CILANTRO STEAK POTATO BOWL INGREDIENTS
- Steak Marinade: 1 pound strip steak, 2 tablespoons olive oil, ¼ cup soy sauce, 1 tablespoon honey, 1 tablespoon fresh cilantro
- Avocado-Cilantro Sauce: ½ ripe avocado, ¼ cup fresh cilantro, 1 tablespoon lime juice, 1 teaspoon honey, 2-4 tablespoons water, salt and pepper
- Bowls: 2 tablespoons olive oil, 1 thinly sliced small onion, 2 cups sweet potato noodles, 2 cups arugula, ½ sliced avocado, salt and pepper
Improv Cooking Challenge
Coriander & Potatoes
-
- Egyptian Sanyet el Batates by Pandemonium Noshery
- Batata Harra by Sara's Tasty Buds
- Air Fryer Coriander & Parmesan Roasted Baby Red Potatoes by Sneha's Recipe
- Middle Eastern Potatoes by A Day in the Life on the Farm
- Indian-Style Potatoes - Khatta Aloo by Palatable Pastime
- Chatpata Dhaniya Aloo by Sizzling Tastebuds
- Cilantro Steak Potato Bowls by Cookaholic Wife
Recipe
Cilantro Steak Potato Bowls
Cilantro Steak Potato Bowls are the perfect weeknight dinner. A quick morning marinade provides a flavorful steak by dinnertime. The steak is served along with sweet potato noodles and a cilantro based sauce.Servings: 2Calories:Ingredients
For the Marinade:
- 1 lb strip steaks
- 2 tablespoon olive oil
- ¼ cup soy sauce
- 1 tablespoon honey
- 1 tablespoon fresh cilantro
For the Avocado-Cilantro Sauce:
- ½ ripe avocado
- ¼ cup cilantro
- 1 tablespoon lime juice
- 1 teaspoon honey
- 2-4 tablespoon water as needed
- salt and pepper to taste
For the Bowl:
- 2 tablespoon olive oil
- 1 small onion thinly sliced into rings
- 2 cups sweet potato noodles
- 2 cups arugula
- ½ avocado sliced
- salt and pepper to taste
Instructions
For the Steak:
- Combine all of the marinade ingredients in a bowl. Place the steak in a zip top bag and pour marinade over it. Marinate for at least 30 minutes, but up to 8 hours.
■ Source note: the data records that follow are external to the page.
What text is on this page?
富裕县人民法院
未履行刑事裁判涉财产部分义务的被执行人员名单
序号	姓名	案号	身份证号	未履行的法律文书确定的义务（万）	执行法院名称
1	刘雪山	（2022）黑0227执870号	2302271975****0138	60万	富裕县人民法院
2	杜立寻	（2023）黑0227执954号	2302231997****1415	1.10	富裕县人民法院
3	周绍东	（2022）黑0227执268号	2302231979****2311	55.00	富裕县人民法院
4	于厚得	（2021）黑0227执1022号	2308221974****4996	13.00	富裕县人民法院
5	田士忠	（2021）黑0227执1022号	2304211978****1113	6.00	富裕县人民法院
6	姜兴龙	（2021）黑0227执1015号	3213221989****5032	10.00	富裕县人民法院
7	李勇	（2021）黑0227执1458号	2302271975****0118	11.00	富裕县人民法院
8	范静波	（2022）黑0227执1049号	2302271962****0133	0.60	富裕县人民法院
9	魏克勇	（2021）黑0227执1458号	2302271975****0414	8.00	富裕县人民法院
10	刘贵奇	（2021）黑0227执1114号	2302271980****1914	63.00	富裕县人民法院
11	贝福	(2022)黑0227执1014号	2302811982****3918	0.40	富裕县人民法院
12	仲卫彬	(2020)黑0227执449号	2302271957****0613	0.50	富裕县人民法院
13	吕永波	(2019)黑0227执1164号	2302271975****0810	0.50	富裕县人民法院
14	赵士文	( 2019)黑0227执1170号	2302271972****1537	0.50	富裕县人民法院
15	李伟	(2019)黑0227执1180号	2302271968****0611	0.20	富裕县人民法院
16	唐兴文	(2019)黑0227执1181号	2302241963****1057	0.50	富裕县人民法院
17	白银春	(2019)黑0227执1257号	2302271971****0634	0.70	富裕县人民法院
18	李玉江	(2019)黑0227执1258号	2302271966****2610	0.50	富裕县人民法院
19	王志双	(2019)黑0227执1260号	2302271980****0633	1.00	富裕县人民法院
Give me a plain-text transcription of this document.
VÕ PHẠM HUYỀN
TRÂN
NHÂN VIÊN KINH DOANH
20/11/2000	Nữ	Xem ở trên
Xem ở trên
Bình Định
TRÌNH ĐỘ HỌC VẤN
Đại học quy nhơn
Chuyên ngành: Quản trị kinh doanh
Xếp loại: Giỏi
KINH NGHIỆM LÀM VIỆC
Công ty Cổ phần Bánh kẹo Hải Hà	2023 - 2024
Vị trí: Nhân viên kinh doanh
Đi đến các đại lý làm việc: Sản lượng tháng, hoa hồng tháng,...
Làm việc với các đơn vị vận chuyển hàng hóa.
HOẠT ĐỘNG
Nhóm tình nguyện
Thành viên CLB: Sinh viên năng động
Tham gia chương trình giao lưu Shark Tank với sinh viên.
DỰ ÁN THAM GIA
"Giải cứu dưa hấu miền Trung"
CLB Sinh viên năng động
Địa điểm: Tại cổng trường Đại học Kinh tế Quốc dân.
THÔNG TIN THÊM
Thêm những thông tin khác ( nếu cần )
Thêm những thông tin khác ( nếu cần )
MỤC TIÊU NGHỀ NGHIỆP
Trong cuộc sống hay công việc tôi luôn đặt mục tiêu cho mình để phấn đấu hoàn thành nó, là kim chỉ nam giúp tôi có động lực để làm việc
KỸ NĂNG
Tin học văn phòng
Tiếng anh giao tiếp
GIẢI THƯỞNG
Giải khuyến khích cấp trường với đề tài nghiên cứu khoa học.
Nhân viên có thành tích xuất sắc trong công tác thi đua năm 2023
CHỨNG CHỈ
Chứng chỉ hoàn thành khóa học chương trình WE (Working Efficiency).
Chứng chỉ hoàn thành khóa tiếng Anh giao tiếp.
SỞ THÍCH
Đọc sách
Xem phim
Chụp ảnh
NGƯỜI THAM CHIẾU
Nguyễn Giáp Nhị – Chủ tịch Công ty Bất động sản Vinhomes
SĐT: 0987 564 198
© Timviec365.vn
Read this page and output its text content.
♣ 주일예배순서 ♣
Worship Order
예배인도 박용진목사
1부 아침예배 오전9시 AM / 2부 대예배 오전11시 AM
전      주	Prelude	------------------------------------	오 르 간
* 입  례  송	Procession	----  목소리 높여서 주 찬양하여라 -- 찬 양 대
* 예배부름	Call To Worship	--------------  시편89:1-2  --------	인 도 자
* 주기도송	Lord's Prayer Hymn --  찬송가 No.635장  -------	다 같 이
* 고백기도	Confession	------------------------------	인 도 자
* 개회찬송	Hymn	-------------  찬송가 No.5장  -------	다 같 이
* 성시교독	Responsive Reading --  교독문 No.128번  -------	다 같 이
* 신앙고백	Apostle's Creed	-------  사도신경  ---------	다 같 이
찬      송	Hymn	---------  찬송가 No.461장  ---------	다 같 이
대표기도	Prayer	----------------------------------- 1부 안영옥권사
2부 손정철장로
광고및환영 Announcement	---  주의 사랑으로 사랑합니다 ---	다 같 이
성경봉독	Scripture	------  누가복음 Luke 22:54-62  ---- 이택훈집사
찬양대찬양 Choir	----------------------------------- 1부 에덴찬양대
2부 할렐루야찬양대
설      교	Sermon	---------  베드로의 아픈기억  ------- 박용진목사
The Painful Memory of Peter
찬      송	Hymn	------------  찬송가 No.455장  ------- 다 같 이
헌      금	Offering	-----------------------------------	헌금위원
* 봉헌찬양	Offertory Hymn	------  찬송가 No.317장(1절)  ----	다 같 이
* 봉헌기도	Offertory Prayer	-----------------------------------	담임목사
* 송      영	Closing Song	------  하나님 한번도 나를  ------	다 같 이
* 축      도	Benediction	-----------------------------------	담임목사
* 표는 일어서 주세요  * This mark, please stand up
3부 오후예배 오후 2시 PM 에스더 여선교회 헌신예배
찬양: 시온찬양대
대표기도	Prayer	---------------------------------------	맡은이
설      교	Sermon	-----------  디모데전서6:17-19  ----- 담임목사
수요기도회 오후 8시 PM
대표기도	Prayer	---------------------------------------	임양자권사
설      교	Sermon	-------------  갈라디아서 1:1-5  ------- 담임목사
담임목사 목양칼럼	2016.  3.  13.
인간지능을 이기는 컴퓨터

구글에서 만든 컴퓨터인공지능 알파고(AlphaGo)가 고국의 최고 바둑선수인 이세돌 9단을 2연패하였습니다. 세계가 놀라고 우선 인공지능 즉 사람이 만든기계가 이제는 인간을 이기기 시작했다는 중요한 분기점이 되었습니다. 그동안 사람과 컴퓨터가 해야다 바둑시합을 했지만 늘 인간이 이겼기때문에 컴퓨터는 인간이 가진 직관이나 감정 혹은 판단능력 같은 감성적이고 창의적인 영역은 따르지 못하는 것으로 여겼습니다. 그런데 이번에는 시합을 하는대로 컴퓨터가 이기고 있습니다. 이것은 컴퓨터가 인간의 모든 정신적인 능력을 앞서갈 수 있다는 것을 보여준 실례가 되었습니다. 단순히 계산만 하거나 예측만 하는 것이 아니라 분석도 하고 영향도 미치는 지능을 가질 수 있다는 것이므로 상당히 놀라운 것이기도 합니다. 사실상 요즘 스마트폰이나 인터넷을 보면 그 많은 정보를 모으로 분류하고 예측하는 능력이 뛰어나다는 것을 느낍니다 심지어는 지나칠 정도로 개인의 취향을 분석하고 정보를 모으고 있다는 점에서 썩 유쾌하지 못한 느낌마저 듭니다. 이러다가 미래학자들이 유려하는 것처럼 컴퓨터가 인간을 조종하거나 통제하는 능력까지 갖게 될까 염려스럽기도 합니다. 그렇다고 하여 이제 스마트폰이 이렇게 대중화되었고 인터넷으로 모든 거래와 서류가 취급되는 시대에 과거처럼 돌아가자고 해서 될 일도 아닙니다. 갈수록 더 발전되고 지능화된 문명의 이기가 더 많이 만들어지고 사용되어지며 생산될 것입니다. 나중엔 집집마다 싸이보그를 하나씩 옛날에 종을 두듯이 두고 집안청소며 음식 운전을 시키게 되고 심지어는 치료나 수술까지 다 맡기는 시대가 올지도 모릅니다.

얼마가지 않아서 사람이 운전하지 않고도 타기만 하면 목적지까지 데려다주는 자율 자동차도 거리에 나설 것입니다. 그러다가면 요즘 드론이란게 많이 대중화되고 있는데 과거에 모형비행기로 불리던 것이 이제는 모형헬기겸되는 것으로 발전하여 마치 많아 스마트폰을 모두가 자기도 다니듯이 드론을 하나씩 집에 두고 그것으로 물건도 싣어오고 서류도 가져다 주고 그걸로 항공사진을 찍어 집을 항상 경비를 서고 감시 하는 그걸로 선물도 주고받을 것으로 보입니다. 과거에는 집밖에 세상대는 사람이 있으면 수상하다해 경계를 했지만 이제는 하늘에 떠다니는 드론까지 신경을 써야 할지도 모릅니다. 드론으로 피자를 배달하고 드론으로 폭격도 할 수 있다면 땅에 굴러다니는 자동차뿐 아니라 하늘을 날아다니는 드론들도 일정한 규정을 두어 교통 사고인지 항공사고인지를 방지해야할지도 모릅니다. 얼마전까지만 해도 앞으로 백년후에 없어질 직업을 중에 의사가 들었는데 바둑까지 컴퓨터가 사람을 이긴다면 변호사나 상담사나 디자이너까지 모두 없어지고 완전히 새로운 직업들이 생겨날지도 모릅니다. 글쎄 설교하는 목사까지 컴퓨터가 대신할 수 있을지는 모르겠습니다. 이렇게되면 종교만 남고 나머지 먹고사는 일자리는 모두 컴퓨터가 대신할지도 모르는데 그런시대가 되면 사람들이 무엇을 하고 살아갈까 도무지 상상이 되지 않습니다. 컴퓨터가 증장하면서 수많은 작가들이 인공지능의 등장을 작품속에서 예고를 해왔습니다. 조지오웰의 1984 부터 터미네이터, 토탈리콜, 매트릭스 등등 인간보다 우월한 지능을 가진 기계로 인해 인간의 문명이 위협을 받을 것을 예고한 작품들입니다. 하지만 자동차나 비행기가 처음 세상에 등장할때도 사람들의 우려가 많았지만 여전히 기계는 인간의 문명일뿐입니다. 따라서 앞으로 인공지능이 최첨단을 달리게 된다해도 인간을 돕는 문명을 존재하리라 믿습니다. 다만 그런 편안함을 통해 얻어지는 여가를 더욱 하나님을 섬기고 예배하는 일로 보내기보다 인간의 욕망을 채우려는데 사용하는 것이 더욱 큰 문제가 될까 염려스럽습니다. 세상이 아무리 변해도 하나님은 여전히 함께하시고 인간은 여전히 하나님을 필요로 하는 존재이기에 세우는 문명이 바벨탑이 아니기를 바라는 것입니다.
- Preheat a grill to high heat. Remove the steak from the marinade and discard the marinade.
- Cook the steak for 3-4 minutes on each side or until it reaches your desired level of doneness.
- Set steak aside and allow to rest.
For the Avocado-Cilantro Sauce:
- Combine avocado, cilantro, lime juice and honey in a food processor. Add 2 tablespoons of water and process until smooth, adding the additional water if needed.
- Season to taste with salt and pepper.
- Transfer to a bowl and set aside.
For the Bowl:
- Heat the olive oil in a medium skillet over medium high heat. Add the onion and cook for 5-7 minutes, or until softening and browned.
- Add the sweet potato noodles to the skillet and cook for 3-4 minutes more for al dente.
- Divide the sweet potato mixture into bowls. Slice the steak against the grain and portion out. Add the arugula and sliced avocado to each bowl.
- Drizzle the avocado-cilantro sauce on top. Season to taste with additional salt and pepper.
Notes
Many grocery stores sell sweet potato noodles already spiralized for you. If you can't find them, butternut squash is a great quick alternative if you're not feeling up to using your spiralizer on a sweet potato.
Wendy Klik
Love the sweet potato noodles and am happy that your dish is different from the rest of ours.